Si por ti hubiera sido, hubieras acabado, Pablo, con la Iglesia de Jesús. Te tenías tan sabido - y por tanto tan mal sabido - a tu Dios farisaico, que cualquier innovación religiosa, cualquier cambio sorprendente de tu programa cultual, tenían que ser abortados por no entrar en tu clásico catecismo. Tú pensabas que conocías a Dios y su promesa, pero lo tenías demasiado encasillado en tus ritos y en tus leyes, en tu templo y en tus doctrinas. Tu cabeza cuadrada de fanático judío no estaba puesta al día. No te había llegado la última y definitiva “edición” de Dios. Jesús de Nazaret - el Evangelio - y su evangelio de fe y libertad no entraban ni por asomo en tus esquemas de judío rígido y recortado.
Pero la cosa cambió de la noche a la mañana. Tu cambio fue radical. Ni tú mismo te reconocías. De inquisidor y represivo te pasaste a promotor de la libertad; del orgullo de tus obras perfiladas, a la acogida humilde y responsable de la gracia gratuita. Cristo Jesús había acontecido en ti, irrumpiendo fascinantemente en tu persona. Y fue tan intensa la conmoción y tan revolucionaria esa experiencia, que te cogiste tres años para profundizarla y ordenarla. A partir de ese largo retiro pondrías a la aprobación de Pedro I tu vivencia de Jesús en términos de pluralismo y libertad. Una nueva edición de Cristo Resucitado acababa de salir de tu persona y del Espíritu, y ya todas las culturas empezando por la griega, quedaban aprobadas como carnes y expresiones posibles de un mismo Señor.

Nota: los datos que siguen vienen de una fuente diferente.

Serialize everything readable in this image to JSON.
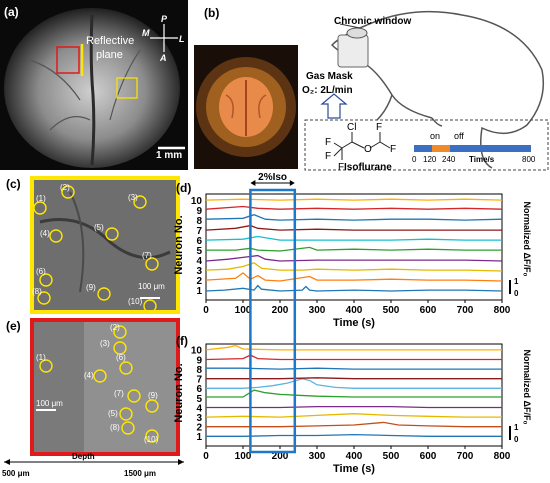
{
  "panel_labels": [
    "(a)",
    "(b)",
    "(c)",
    "(d)",
    "(e)",
    "(f)"
  ],
  "panel_a": {
    "reflective_plane": "Reflective plane",
    "scale_bar": "1 mm",
    "compass": {
      "p": "P",
      "m": "M",
      "l": "L",
      "a": "A"
    }
  },
  "panel_b": {
    "chronic_window": "Chronic window",
    "gas_mask": "Gas Mask",
    "o2_flow": "O₂: 2L/min",
    "isoflurane": "Isoflurane",
    "atoms": {
      "cl": "Cl",
      "f": "F",
      "o": "O"
    },
    "timeline": {
      "on": "on",
      "off": "off",
      "unit": "Time/s",
      "ticks": [
        "0",
        "120",
        "240",
        "800"
      ]
    }
  },
  "panel_c": {
    "scale_bar": "100 μm",
    "neuron_labels": [
      "(1)",
      "(2)",
      "(3)",
      "(4)",
      "(5)",
      "(6)",
      "(7)",
      "(8)",
      "(9)",
      "(10)"
    ]
  },
  "panel_e": {
    "scale_bar": "100 μm",
    "neuron_labels": [
      "(1)",
      "(2)",
      "(3)",
      "(4)",
      "(5)",
      "(6)",
      "(7)",
      "(8)",
      "(9)",
      "(10)"
    ],
    "depth_label": "Depth",
    "depth_start": "500 μm",
    "depth_end": "1500 μm"
  },
  "iso_label": "2%Iso",
  "chart_data": [
    {
      "panel": "(d)",
      "type": "line",
      "xlabel": "Time (s)",
      "ylabel": "Neuron No.",
      "right_label": "Normalized ΔF/F₀",
      "scale_ticks": [
        "1",
        "0"
      ],
      "xlim": [
        0,
        800
      ],
      "xticks": [
        0,
        100,
        200,
        300,
        400,
        500,
        600,
        700,
        800
      ],
      "yticks": [
        1,
        2,
        3,
        4,
        5,
        6,
        7,
        8,
        9,
        10
      ],
      "iso_window": [
        120,
        240
      ],
      "series": [
        {
          "neuron": 1,
          "color": "#1f77b4",
          "x": [
            0,
            50,
            100,
            130,
            140,
            150,
            200,
            260,
            270,
            280,
            300,
            400,
            500,
            600,
            700,
            800
          ],
          "y": [
            0,
            0.1,
            0.3,
            0.1,
            0.6,
            0.2,
            0,
            0.1,
            0.5,
            0.1,
            0,
            0.1,
            0,
            0.1,
            0.1,
            0
          ]
        },
        {
          "neuron": 2,
          "color": "#ff7f0e",
          "x": [
            0,
            80,
            100,
            120,
            140,
            160,
            200,
            280,
            300,
            400,
            500,
            600,
            700,
            800
          ],
          "y": [
            0.1,
            0.3,
            0.9,
            0.2,
            0.6,
            0.1,
            0,
            0.5,
            0.1,
            0.1,
            0.2,
            0.1,
            0.1,
            0
          ]
        },
        {
          "neuron": 3,
          "color": "#e6b800",
          "x": [
            0,
            60,
            100,
            130,
            150,
            200,
            260,
            300,
            400,
            500,
            600,
            700,
            800
          ],
          "y": [
            0.1,
            0.2,
            0.5,
            0.9,
            0.3,
            0.1,
            0.1,
            0.2,
            0.1,
            0.2,
            0.1,
            0.1,
            0
          ]
        },
        {
          "neuron": 4,
          "color": "#7b2a8a",
          "x": [
            0,
            60,
            100,
            140,
            160,
            200,
            300,
            400,
            500,
            600,
            700,
            800
          ],
          "y": [
            0,
            0.2,
            0.4,
            0.6,
            0.2,
            0,
            0.1,
            0.1,
            0.1,
            0.1,
            0.1,
            0
          ]
        },
        {
          "neuron": 5,
          "color": "#2ca02c",
          "x": [
            0,
            80,
            120,
            140,
            200,
            280,
            300,
            400,
            500,
            600,
            700,
            800
          ],
          "y": [
            0.1,
            0.1,
            0.3,
            0.1,
            0,
            0.4,
            0.1,
            0.2,
            0.1,
            0.2,
            0.1,
            0.1
          ]
        },
        {
          "neuron": 6,
          "color": "#17becf",
          "x": [
            0,
            100,
            140,
            200,
            300,
            400,
            500,
            600,
            700,
            800
          ],
          "y": [
            0.1,
            0.2,
            0.5,
            0.1,
            0.1,
            0.1,
            0.1,
            0.2,
            0.1,
            0.1
          ]
        },
        {
          "neuron": 7,
          "color": "#8b1a1a",
          "x": [
            0,
            80,
            120,
            140,
            200,
            300,
            400,
            500,
            600,
            700,
            800
          ],
          "y": [
            0.1,
            0.3,
            0.6,
            0.3,
            0.1,
            0.2,
            0.1,
            0.1,
            0.1,
            0.1,
            0.1
          ]
        },
        {
          "neuron": 8,
          "color": "#1f77b4",
          "x": [
            0,
            100,
            130,
            160,
            200,
            300,
            400,
            500,
            600,
            700,
            800
          ],
          "y": [
            0.2,
            0.3,
            0.7,
            0.2,
            0.1,
            0.2,
            0.1,
            0.2,
            0.2,
            0.1,
            0.2
          ]
        },
        {
          "neuron": 9,
          "color": "#d62728",
          "x": [
            0,
            100,
            140,
            200,
            300,
            400,
            500,
            600,
            700,
            800
          ],
          "y": [
            0.2,
            0.5,
            0.3,
            0.2,
            0.3,
            0.2,
            0.3,
            0.2,
            0.3,
            0.2
          ]
        },
        {
          "neuron": 10,
          "color": "#ffb000",
          "x": [
            0,
            100,
            200,
            300,
            400,
            500,
            600,
            700,
            800
          ],
          "y": [
            0.1,
            0.2,
            0.1,
            0.2,
            0.1,
            0.2,
            0.1,
            0.2,
            0.1
          ]
        }
      ]
    },
    {
      "panel": "(f)",
      "type": "line",
      "xlabel": "Time (s)",
      "ylabel": "Neuron No.",
      "right_label": "Normalized ΔF/F₀",
      "scale_ticks": [
        "1",
        "0"
      ],
      "xlim": [
        0,
        800
      ],
      "xticks": [
        0,
        100,
        200,
        300,
        400,
        500,
        600,
        700,
        800
      ],
      "yticks": [
        1,
        2,
        3,
        4,
        5,
        6,
        7,
        8,
        9,
        10
      ],
      "iso_window": [
        120,
        240
      ],
      "series": [
        {
          "neuron": 1,
          "color": "#1f77b4",
          "x": [
            0,
            100,
            200,
            300,
            400,
            500,
            600,
            700,
            800
          ],
          "y": [
            0.1,
            0.1,
            0.2,
            0.2,
            0.3,
            0.2,
            0.1,
            0.1,
            0.1
          ]
        },
        {
          "neuron": 2,
          "color": "#c44e1b",
          "x": [
            0,
            100,
            200,
            300,
            400,
            480,
            520,
            600,
            700,
            800
          ],
          "y": [
            0.1,
            0.1,
            0.1,
            0.2,
            0.3,
            0.6,
            0.3,
            0.2,
            0.1,
            0.1
          ]
        },
        {
          "neuron": 3,
          "color": "#e6b800",
          "x": [
            0,
            100,
            200,
            300,
            400,
            500,
            600,
            700,
            800
          ],
          "y": [
            0.1,
            0.2,
            0.1,
            0.3,
            0.5,
            0.3,
            0.2,
            0.1,
            0.1
          ]
        },
        {
          "neuron": 4,
          "color": "#7b2a8a",
          "x": [
            0,
            100,
            200,
            300,
            400,
            500,
            600,
            700,
            800
          ],
          "y": [
            0.1,
            0.1,
            0.1,
            0.2,
            0.2,
            0.2,
            0.1,
            0.1,
            0.1
          ]
        },
        {
          "neuron": 5,
          "color": "#2ca02c",
          "x": [
            0,
            100,
            130,
            160,
            200,
            250,
            300,
            400,
            500,
            600,
            700,
            800
          ],
          "y": [
            0.2,
            0.2,
            1.0,
            0.7,
            0.5,
            0.4,
            0.3,
            0.2,
            0.2,
            0.2,
            0.2,
            0.2
          ]
        },
        {
          "neuron": 6,
          "color": "#5ab4e0",
          "x": [
            0,
            100,
            140,
            180,
            220,
            260,
            280,
            300,
            350,
            400,
            500,
            600,
            700,
            800
          ],
          "y": [
            0.1,
            0.1,
            0.2,
            0.4,
            0.7,
            1.2,
            1.0,
            0.5,
            0.2,
            0.1,
            0.1,
            0.1,
            0.1,
            0.1
          ]
        },
        {
          "neuron": 7,
          "color": "#8b1a1a",
          "x": [
            0,
            100,
            200,
            300,
            400,
            500,
            600,
            700,
            800
          ],
          "y": [
            0.1,
            0.1,
            0.1,
            0.2,
            0.1,
            0.1,
            0.1,
            0.1,
            0.1
          ]
        },
        {
          "neuron": 8,
          "color": "#1f77b4",
          "x": [
            0,
            100,
            200,
            300,
            400,
            500,
            600,
            700,
            800
          ],
          "y": [
            0.2,
            0.2,
            0.1,
            0.2,
            0.1,
            0.1,
            0.1,
            0.1,
            0.1
          ]
        },
        {
          "neuron": 9,
          "color": "#d62728",
          "x": [
            0,
            100,
            120,
            140,
            200,
            300,
            400,
            500,
            600,
            700,
            800
          ],
          "y": [
            0.1,
            0.2,
            0.6,
            0.2,
            0.1,
            0.1,
            0.1,
            0.1,
            0.1,
            0.1,
            0.1
          ]
        },
        {
          "neuron": 10,
          "color": "#ffb000",
          "x": [
            0,
            60,
            80,
            100,
            200,
            300,
            400,
            500,
            600,
            700,
            800
          ],
          "y": [
            0.1,
            0.4,
            0.6,
            0.2,
            0.1,
            0.1,
            0.1,
            0.1,
            0.1,
            0.1,
            0.1
          ]
        }
      ]
    }
  ]
}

Ya el judío y el griego, el romano y el africano podrían hacerse cristianos sin tener que renunciar a su piel y a su cultura.
Y todo, Pablo, porque el Evangelio de Cristo que tan fogosamente predicas ahora, no proviene, como bien dices, ni de Apolo ni de Pedro ni de ti mismo, sino del Dios Padre universal, tan igual y tan distinto en todos y para todos.